For the converse, for any $x \in (A \setminus B) \cup A$, either $x \in A$, or $x \in A \setminus B \subseteq A$, so in either case, $x \in A$. Thus, $(A \setminus B) \cup A \subseteq A$.
Combining the two, we have $(A \setminus B) \cup A = A$, as required.
On
$A\setminus B$ and $A$ are both subsets of $A$ and consequently the union of these sets is also a subset of $A$.
So:$$(A\setminus B)\cup A\subseteq A\tag1$$
$A$ is a subset of $A$ hence also a subset of the union $(A\setminus B)\cup A$.

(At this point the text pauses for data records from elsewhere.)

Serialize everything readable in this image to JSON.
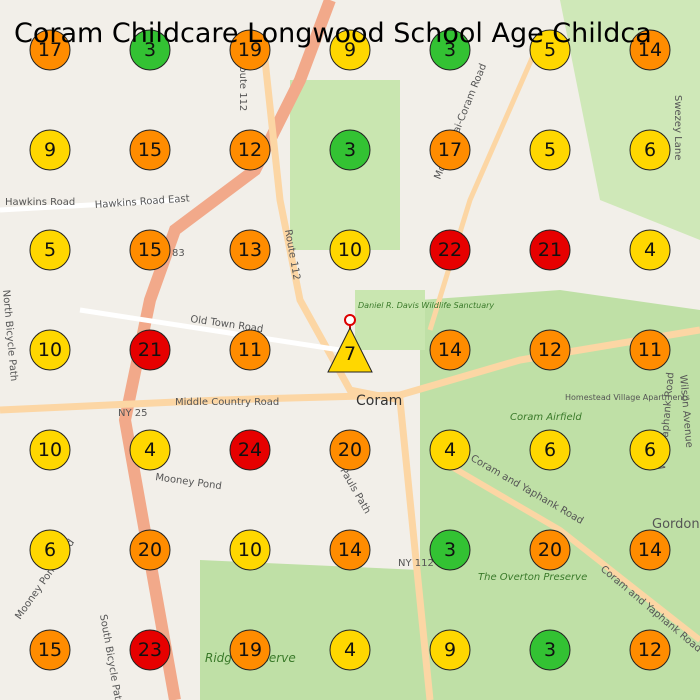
{
  "title": "Coram Childcare Longwood School Age Childca",
  "map_labels": {
    "town": "Coram",
    "route112_north": "Route 112",
    "route112_mid": "Route 112",
    "ny25": "NY 25",
    "middle_country": "Middle Country Road",
    "old_town": "Old Town Road",
    "hawkins_east": "Hawkins Road East",
    "hawkins": "Hawkins Road",
    "mooney_pond": "Mooney Pond",
    "mooney_pond_road": "Mooney Pond Road",
    "pauls_path": "Pauls Path",
    "ny112": "NY 112",
    "coram_yaphank": "Coram and Yaphank Road",
    "coram_yaphank_east": "Coram and Yaphank Road",
    "airfield": "Coram Airfield",
    "overton": "The Overton Preserve",
    "sanctuary": "Daniel R. Davis Wildlife Sanctuary",
    "homestead": "Homestead Village Apartments",
    "mount_sinai": "Mount Sinai-Coram Road",
    "north_bicycle": "North Bicycle Path",
    "south_bicycle": "South Bicycle Path",
    "wilson": "Wilson Avenue",
    "west_yaphank": "West Yaphank Road",
    "swezey": "Swezey Lane",
    "gordon": "Gordon Heights",
    "ridge": "Ridge Preserve",
    "route83": "83"
  },
  "marker": {
    "value": 7,
    "color": "#ffd700"
  },
  "cells": [
    [
      {
        "value": 17,
        "color": "#ff8c00"
      },
      {
        "value": 3,
        "color": "#33c233"
      },
      {
        "value": 19,
        "color": "#ff8c00"
      },
      {
        "value": 9,
        "color": "#ffd700"
      },
      {
        "value": 3,
        "color": "#33c233"
      },
      {
        "value": 5,
        "color": "#ffd700"
      },
      {
        "value": 14,
        "color": "#ff8c00"
      }
    ],
    [
      {
        "value": 9,
        "color": "#ffd700"
      },
      {
        "value": 15,
        "color": "#ff8c00"
      },
      {
        "value": 12,
        "color": "#ff8c00"
      },
      {
        "value": 3,
        "color": "#33c233"
      },
      {
        "value": 17,
        "color": "#ff8c00"
      },
      {
        "value": 5,
        "color": "#ffd700"
      },
      {
        "value": 6,
        "color": "#ffd700"
      }
    ],
    [
      {
        "value": 5,
        "color": "#ffd700"
      },
      {
        "value": 15,
        "color": "#ff8c00"
      },
      {
        "value": 13,
        "color": "#ff8c00"
      },
      {
        "value": 10,
        "color": "#ffd700"
      },
      {
        "value": 22,
        "color": "#e60000"
      },
      {
        "value": 21,
        "color": "#e60000"
      },
      {
        "value": 4,
        "color": "#ffd700"
      }
    ],
    [
      {
        "value": 10,
        "color": "#ffd700"
      },
      {
        "value": 21,
        "color": "#e60000"
      },
      {
        "value": 11,
        "color": "#ff8c00"
      },
      null,
      {
        "value": 14,
        "color": "#ff8c00"
      },
      {
        "value": 12,
        "color": "#ff8c00"
      },
      {
        "value": 11,
        "color": "#ff8c00"
      }
    ],
    [
      {
        "value": 10,
        "color": "#ffd700"
      },
      {
        "value": 4,
        "color": "#ffd700"
      },
      {
        "value": 24,
        "color": "#e60000"
      },
      {
        "value": 20,
        "color": "#ff8c00"
      },
      {
        "value": 4,
        "color": "#ffd700"
      },
      {
        "value": 6,
        "color": "#ffd700"
      },
      {
        "value": 6,
        "color": "#ffd700"
      }
    ],
    [
      {
        "value": 6,
        "color": "#ffd700"
      },
      {
        "value": 20,
        "color": "#ff8c00"
      },
      {
        "value": 10,
        "color": "#ffd700"
      },
      {
        "value": 14,
        "color": "#ff8c00"
      },
      {
        "value": 3,
        "color": "#33c233"
      },
      {
        "value": 20,
        "color": "#ff8c00"
      },
      {
        "value": 14,
        "color": "#ff8c00"
      }
    ],
    [
      {
        "value": 15,
        "color": "#ff8c00"
      },
      {
        "value": 23,
        "color": "#e60000"
      },
      {
        "value": 19,
        "color": "#ff8c00"
      },
      {
        "value": 4,
        "color": "#ffd700"
      },
      {
        "value": 9,
        "color": "#ffd700"
      },
      {
        "value": 3,
        "color": "#33c233"
      },
      {
        "value": 12,
        "color": "#ff8c00"
      }
    ]
  ]
}
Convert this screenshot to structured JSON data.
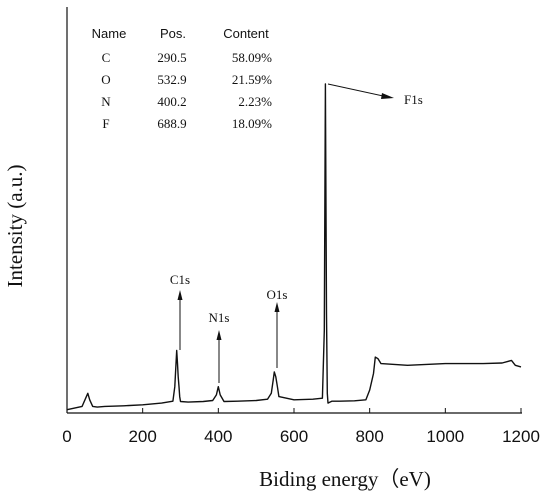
{
  "chart_data": {
    "type": "line",
    "title": "",
    "xlabel": "Biding energy（eV)",
    "ylabel": "Intensity (a.u.)",
    "xlim": [
      0,
      1200
    ],
    "x_ticks": [
      "0",
      "200",
      "400",
      "600",
      "800",
      "1000",
      "1200"
    ],
    "grid": false,
    "legend": "none",
    "series": [
      {
        "x": [
          0,
          40,
          55,
          60,
          68,
          80,
          100,
          150,
          200,
          250,
          280,
          285,
          288,
          290,
          292,
          294,
          296,
          298,
          300,
          320,
          360,
          385,
          395,
          400,
          405,
          415,
          450,
          500,
          530,
          540,
          545,
          548,
          552,
          556,
          560,
          600,
          650,
          675,
          680,
          683,
          686,
          688,
          690,
          693,
          697,
          700,
          720,
          760,
          790,
          800,
          810,
          815,
          822,
          830,
          900,
          1000,
          1100,
          1150,
          1175,
          1185,
          1200
        ],
        "y": [
          1,
          2,
          6,
          4,
          2,
          1.8,
          2,
          2.2,
          2.5,
          3,
          3.6,
          8,
          15,
          19,
          15,
          11,
          8,
          5,
          3.5,
          3.3,
          3.5,
          3.8,
          5.5,
          8,
          5.5,
          3.5,
          3.6,
          3.8,
          4.2,
          6,
          10,
          12.5,
          11,
          8,
          5,
          4,
          4.2,
          4.5,
          25,
          100,
          30,
          6,
          3,
          3.2,
          3.4,
          3.6,
          3.6,
          3.7,
          4,
          7,
          12,
          17,
          16.5,
          15,
          14.5,
          15,
          15,
          15.2,
          16,
          14.5,
          14
        ]
      }
    ],
    "annotations": [
      {
        "label": "F1s",
        "x": 688.9
      },
      {
        "label": "C1s",
        "x": 290.5
      },
      {
        "label": "N1s",
        "x": 400.2
      },
      {
        "label": "O1s",
        "x": 532.9
      }
    ],
    "table": {
      "headers": [
        "Name",
        "Pos.",
        "Content"
      ],
      "rows": [
        [
          "C",
          "290.5",
          "58.09%"
        ],
        [
          "O",
          "532.9",
          "21.59%"
        ],
        [
          "N",
          "400.2",
          "2.23%"
        ],
        [
          "F",
          "688.9",
          "18.09%"
        ]
      ]
    }
  },
  "colors": {
    "line": "#111111",
    "axis": "#111111",
    "background": "#ffffff"
  }
}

So:$$A\subseteq(A\setminus B)\cup A\tag2$$Combining $(1)$ and $(2)$ we are allowed to conclude that:$$(A\setminus B)\cup A= A$$
Your last line is equivalent to just $x \in A$ because if the first part ($x \in A$) is satisfied, the second part ($x \in A \text{ or } x \notin B$) is always satisfied as well, hence the second part can be removed.